Falando a jornalistas a bordo do Air Force One, Trump disse que não assistiu ao vídeo inteiro antes de ele ser publicado em sua conta. "Eu não vi tudo. Olhei o começo, que falava sobre fraude eleitoral nas máquinas, como é corrupto, como é nojento. Depois passei adiante", afirmou. Questionado sobre se condenava o conteúdo racista, respondeu: "Claro que sim", mas reiterou que não pretende se desculpar. "Eu olho milhares de coisas."
"Eu sou o presidente menos racista que vocês já tiveram em muito tempo, ao menos na minha opinião", acrescentou Trump.
As declarações encerraram um dia de versões conflitantes dentro da Casa Branca. Inicialmente, uma porta-voz classificou o vídeo como um "meme da internet". Horas depois, outro assessor disse que a postagem havia sido feita por engano por um integrante da equipe, o que levou à remoção do conteúdo.
A publicação ocorreu em meio a uma sequência de posts noturnos de Trump reforçando alegações falsas de fraude na eleição de 2020, apesar de decisões judiciais e investigações oficiais não terem encontrado evidências de irregularidades sistêmicas.

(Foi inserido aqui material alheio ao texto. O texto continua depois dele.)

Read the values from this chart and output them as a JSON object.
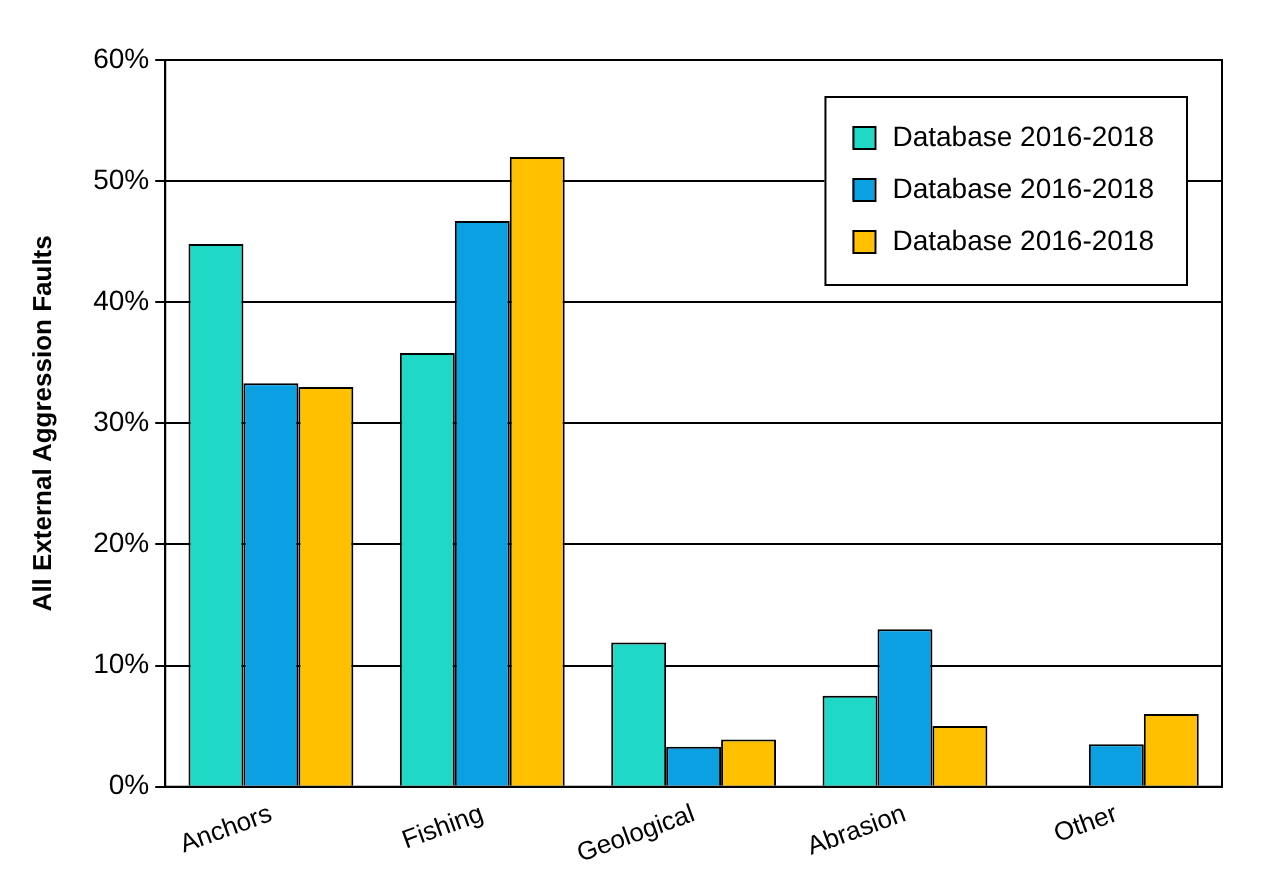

O episódio gerou críticas de democratas e republicanos. O senador Tim Scott, da Carolina do Sul, aliado de Trump e único republicano negro no Senado, disse que o conteúdo foi "a coisa mais racista" que já viu sair da Casa Branca e defendeu a retirada do post.
Trump e perfis oficiais da Casa Branca frequentemente compartilham vídeos gerados por inteligência artificial (IA), que aliados costumam classificar como humorísticos, mas que já renderam críticas por conteúdo ofensivo ou desinformação.
Histórico de retórica racista
O episódio se soma a um longo histórico de declarações e ações de cunho racista associadas a Trump. Antes de chegar à Presidência, ele promoveu por anos a teoria conspiratória de que Obama não teria nascido nos EUA. Trump só reconheceu publicamente que Obama nasceu no Havaí em 2016, após vencer as prévias republicanas, e ainda assim atribuiu falsamente a origem da teoria a sua rival democrata Hillary Clinton.
Durante seu primeiro mandato, chamou países majoritariamente negros de "shithole countries", ou "países de m*". Em campanha, afirmou que imigrantes estariam "envenenando o sangue" do país, linguagem comparada pela equipe de Joe Biden, na ocasião, à usada por Adolf Hitler.